D’après les révélations d’une source à Panorama Papers relayées dans le document, ces expulsions s’inscriraient dans une politique plus large de transferts de migrants vers des pays tiers, avec lesquels ils n’ont aucun lien direct. L’organisation évoque notamment des vols opérés depuis la Louisiane, au cours desquels les migrants auraient été transportés menottés et sans information préalable sur leur destination.
Le Mandela Center International affirme également qu’un financement de 30 millions de dollars aurait été versé par Washington à des programmes liés aux réfugiés au Cameroun, quelques jours avant les premières expulsions, ce qui, selon elle, renforcerait l’hypothèse d’un accord politique impliquant des contreparties financières.

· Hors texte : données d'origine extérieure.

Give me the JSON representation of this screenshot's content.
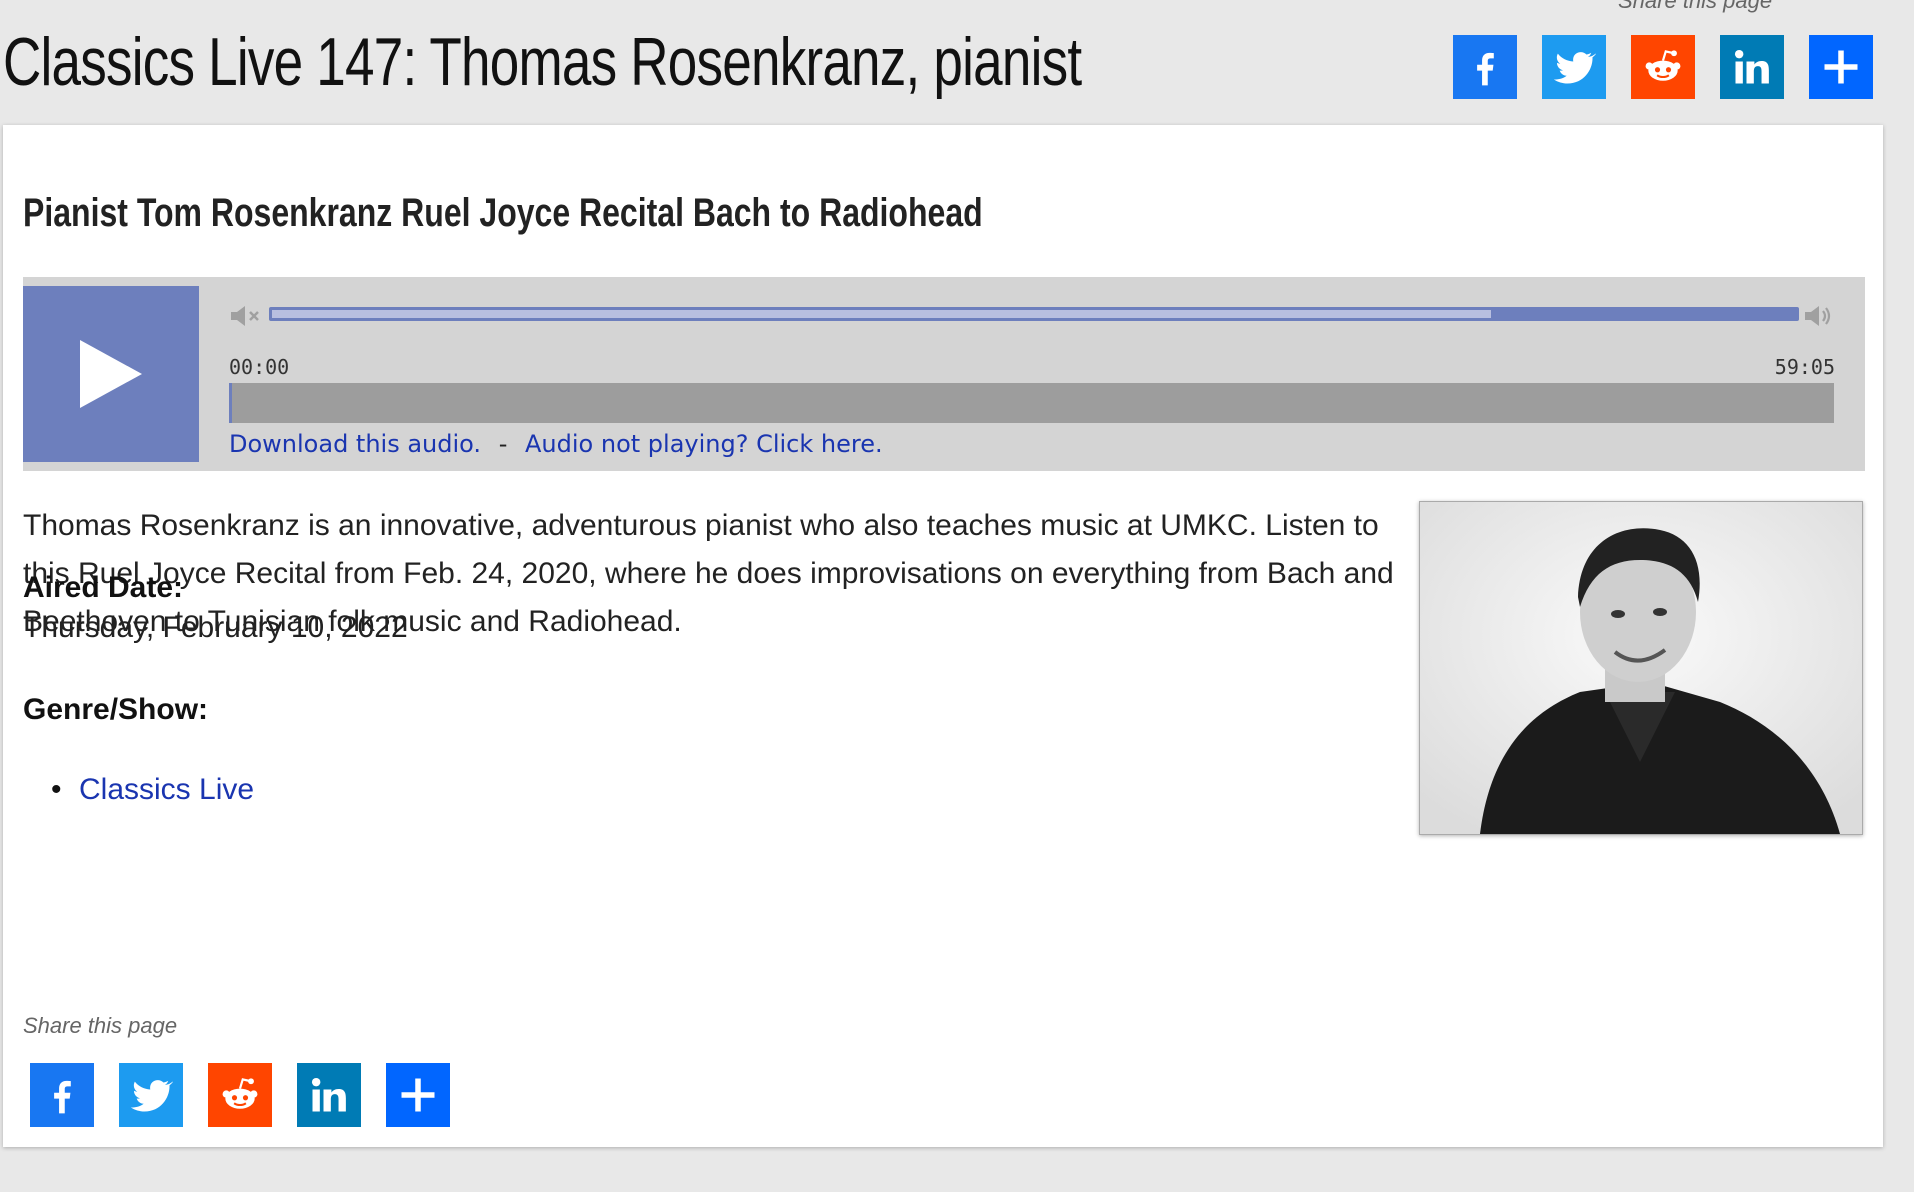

L’Ong s’inquiète par ailleurs de l’absence d’accès aux détenus, aussi bien pour les avocats que pour les organisations indépendantes, et met en garde contre un risque imminent de refoulement vers les pays d’origine des migrants, en violation du principe international de non-refoulement.
Face à cette situation, Mandela Center International appelle les autorités camerounaises à mettre fin à toute expulsion forcée, à garantir l’accès à une procédure d’asile équitable et à ouvrir une enquête indépendante pour établir les responsabilités.
Le Cameroun est signataire de plusieurs conventions internationales encadrant la protection des réfugiés, dont la Convention de 1951 et le Protocole de 1967, qui consacrent le principe de non-refoulement. Ces instruments interdisent notamment le renvoi de toute personne vers un pays où elle risque des persécutions ou des traitements inhumains.